This week I’ve visited the Blanca Soto gallery, where art has taken part of the Barrio de las Letras de Madrid. There, the artist Juan Manuel Ciria breaks the gallery’s walls and exhibits his work full of colored spots on the streets. He baptized this explosion of color Ataraxia. The artist tells us what he tries to explain with his work: “Ataraxia is the absence of disturbance. A state of serenity and tranquility. An order of balance without perturbation, in correspondence with reason, feelings, and the soul. It’s to achieve freedom and tranquility by getting away from material banalities, external fortune, dedicating ourselves to a life guided by the principles of reason and virtue.”
The Pure Expression of Color
Through spots of color, Ciria expresses his feelings to us: When he exhibits his works in an outdoor environment, the light changes its vibrations and magic happens, the color possesses us.

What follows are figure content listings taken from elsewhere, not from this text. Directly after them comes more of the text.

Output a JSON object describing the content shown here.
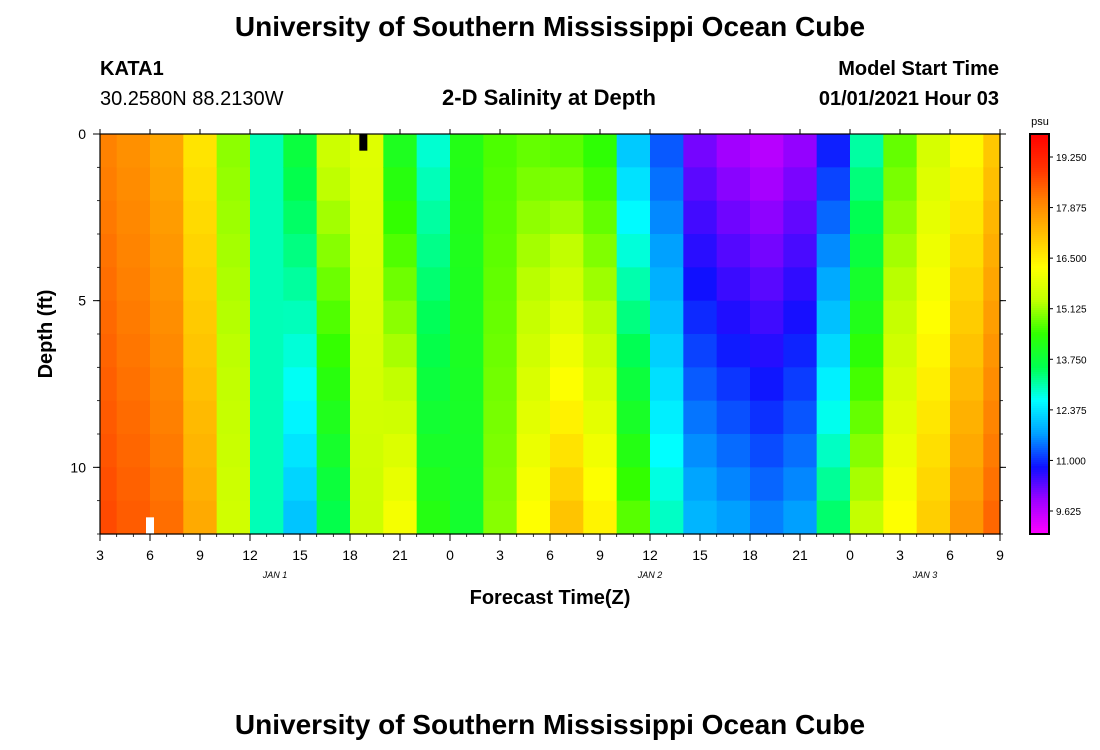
{
  "header": {
    "title": "University of Southern Mississippi Ocean Cube",
    "station_id": "KATA1",
    "station_coords": "30.2580N 88.2130W",
    "subtitle": "2-D Salinity at Depth",
    "model_start_label": "Model Start Time",
    "model_start_value": "01/01/2021 Hour 03"
  },
  "footer": {
    "title": "University of Southern Mississippi Ocean Cube"
  },
  "chart_data": {
    "type": "heatmap",
    "title": "2-D Salinity at Depth",
    "xlabel": "Forecast Time(Z)",
    "ylabel": "Depth (ft)",
    "x_ticks": [
      "3",
      "6",
      "9",
      "12",
      "15",
      "18",
      "21",
      "0",
      "3",
      "6",
      "9",
      "12",
      "15",
      "18",
      "21",
      "0",
      "3",
      "6",
      "9"
    ],
    "x_range_hours": [
      3,
      57
    ],
    "date_labels": [
      {
        "text": "JAN 1",
        "at_hour": 13.5
      },
      {
        "text": "JAN 2",
        "at_hour": 36
      },
      {
        "text": "JAN 3",
        "at_hour": 52.5
      }
    ],
    "y_ticks": [
      "0",
      "5",
      "10"
    ],
    "ylim": [
      0,
      12
    ],
    "y_inverted": true,
    "colorbar": {
      "unit": "psu",
      "min": 9.0,
      "max": 19.875,
      "ticks": [
        "19.250",
        "17.875",
        "16.500",
        "15.125",
        "13.750",
        "12.375",
        "11.000",
        "9.625"
      ],
      "colors": [
        "#ff00ff",
        "#a000ff",
        "#1010ff",
        "#00a0ff",
        "#00ffff",
        "#00ff50",
        "#30ff00",
        "#c0ff00",
        "#ffff00",
        "#ffc000",
        "#ff8000",
        "#ff3000",
        "#ff0000"
      ]
    },
    "time_hours": [
      3,
      5,
      7,
      9,
      11,
      13,
      15,
      17,
      19,
      21,
      23,
      25,
      27,
      29,
      31,
      33,
      35,
      37,
      39,
      41,
      43,
      45,
      47,
      49,
      51,
      53,
      55,
      57
    ],
    "surface_salinity_psu": [
      18.0,
      17.8,
      17.5,
      16.6,
      15.0,
      13.0,
      13.8,
      15.6,
      15.8,
      14.0,
      12.8,
      14.2,
      14.6,
      14.7,
      14.6,
      14.3,
      12.0,
      11.2,
      10.1,
      9.8,
      9.6,
      9.9,
      10.8,
      13.0,
      14.7,
      15.6,
      16.3,
      17.0
    ],
    "bottom_salinity_psu": [
      18.7,
      18.5,
      18.3,
      17.5,
      15.6,
      13.0,
      12.0,
      13.5,
      15.5,
      16.2,
      14.3,
      13.9,
      15.0,
      16.3,
      17.2,
      16.5,
      14.8,
      13.0,
      12.0,
      11.8,
      11.6,
      11.8,
      13.5,
      15.5,
      16.3,
      17.0,
      17.8,
      18.4
    ],
    "markers": [
      {
        "hour": 6.0,
        "depth_from": 11.5,
        "depth_to": 12.0,
        "color": "#ffffff"
      },
      {
        "hour": 18.8,
        "depth_from": 0.0,
        "depth_to": 0.5,
        "color": "#000000"
      }
    ]
  }
}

The color, however, isn’t tangible, but rather a sensation that produces an inner sound that depends on the type of light perception each one of us has.
Kandinsky explains that “color is the keyboard, the eyes are the hammers, the soul is the piano with many strings.” Artists, especially after the XX century -and particularly in Bauhaus-, have investigated this connection between color and sound, this feeling is called synesthesia. The Oxford Dictionary defines synesthesia as: “The production of a sense impression relating to one sense or part of the body by stimulation of another sense or part of the body.” This happens when you see a color and you get to feel or hear its vibration.

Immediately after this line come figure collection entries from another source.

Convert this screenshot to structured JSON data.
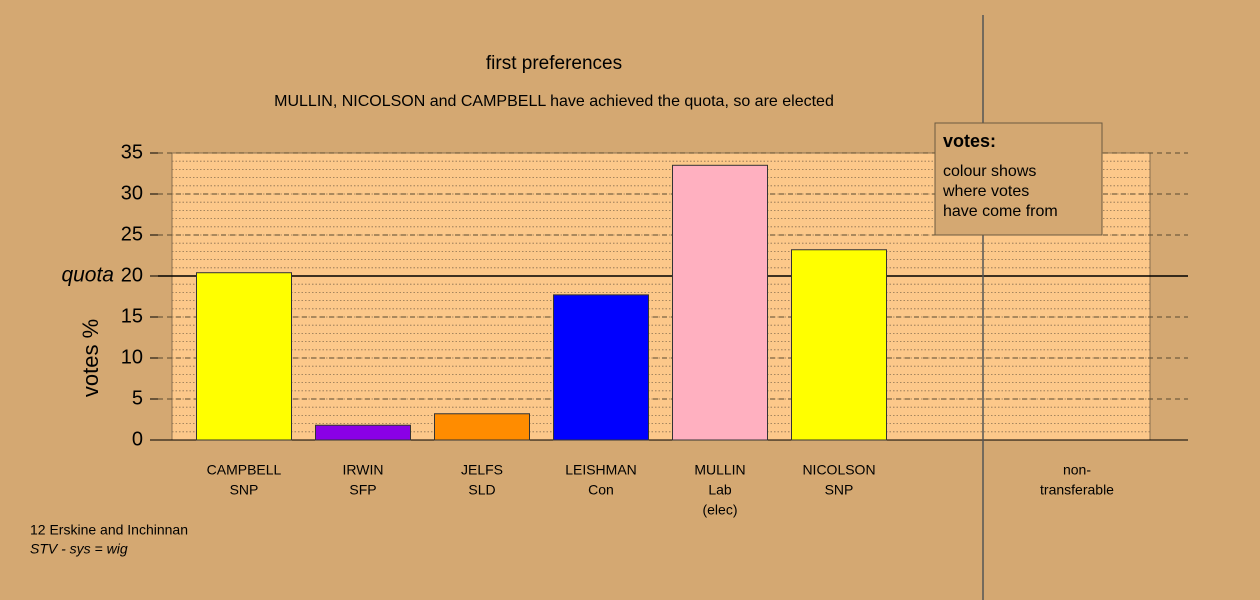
{
  "chart_data": {
    "type": "bar",
    "title": "first preferences",
    "subtitle": "MULLIN, NICOLSON and CAMPBELL have achieved the quota, so are elected",
    "y_label": "votes %",
    "categories": [
      [
        "CAMPBELL",
        "SNP"
      ],
      [
        "IRWIN",
        "SFP"
      ],
      [
        "JELFS",
        "SLD"
      ],
      [
        "LEISHMAN",
        "Con"
      ],
      [
        "MULLIN",
        "Lab",
        "(elec)"
      ],
      [
        "NICOLSON",
        "SNP"
      ],
      null,
      [
        "non-",
        "transferable"
      ]
    ],
    "values": [
      20.4,
      1.8,
      3.2,
      17.7,
      33.5,
      23.2,
      null,
      0
    ],
    "colors": [
      "#ffff00",
      "#8a00e6",
      "#ff8c00",
      "#0000ff",
      "#ffb0c0",
      "#ffff00",
      null,
      "#d4a872"
    ],
    "ylim": [
      0,
      35
    ],
    "yticks": [
      0,
      5,
      10,
      15,
      20,
      25,
      30,
      35
    ],
    "minor_grid_step": 1,
    "quota": {
      "value": 20,
      "label": "quota"
    },
    "legend": {
      "title": "votes:",
      "lines": [
        "colour shows",
        "where votes",
        "have come from"
      ]
    },
    "footer": [
      "12 Erskine and Inchinnan",
      "STV - sys = wig"
    ]
  }
}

Art Is Not Seen with the Eyes, but with the Mind
I see the sky through Ciria’s canvas painted with spots. With the light’s vibration, colors start to play music, a visual music. The canvas comes to life with the clouds’ movement. The artist makes me a collaborator in the adventure of his work’s creation. From reading his canvas filled with poetry, a harmonic vibration that makes music flow is born from its spots and color. And that music is only heard inside me. The perception of a work of art, the sensory experience, depends on the sensitivity, culture, spiritual and intelectual concerns of the spectator; and thus, it always stirs up something different in each of us. It’s like Duchamp said: “Against every opinion, it’s not the painter but the viewer who makes the work.”
The Melody of Color
After visiting Ciria’s work, we’ll talk about the sensations it stirs up in us as we see the blue sky and the clouds moving through the spots of color in his canvases. In our experimentation table, we’ll have acrylics, paper, paint brushes of different sizes, and a music player. We’ll hear different melodies, with different rhythms and styles, and then we’ll translate them into color. We’ll spot the paper by choosing the colors transmitted to us through what we hear. We’ll paint music and each one of us will create our own color theory. After that, we’ll make a small exhibition of our work and we’ll talk about the sensations each color makes us feel and what has been awoken inside us by hearing different types of music. I invite you to let yourself be inspired by our experimentation and try it at home, are you up to develop your own color theory?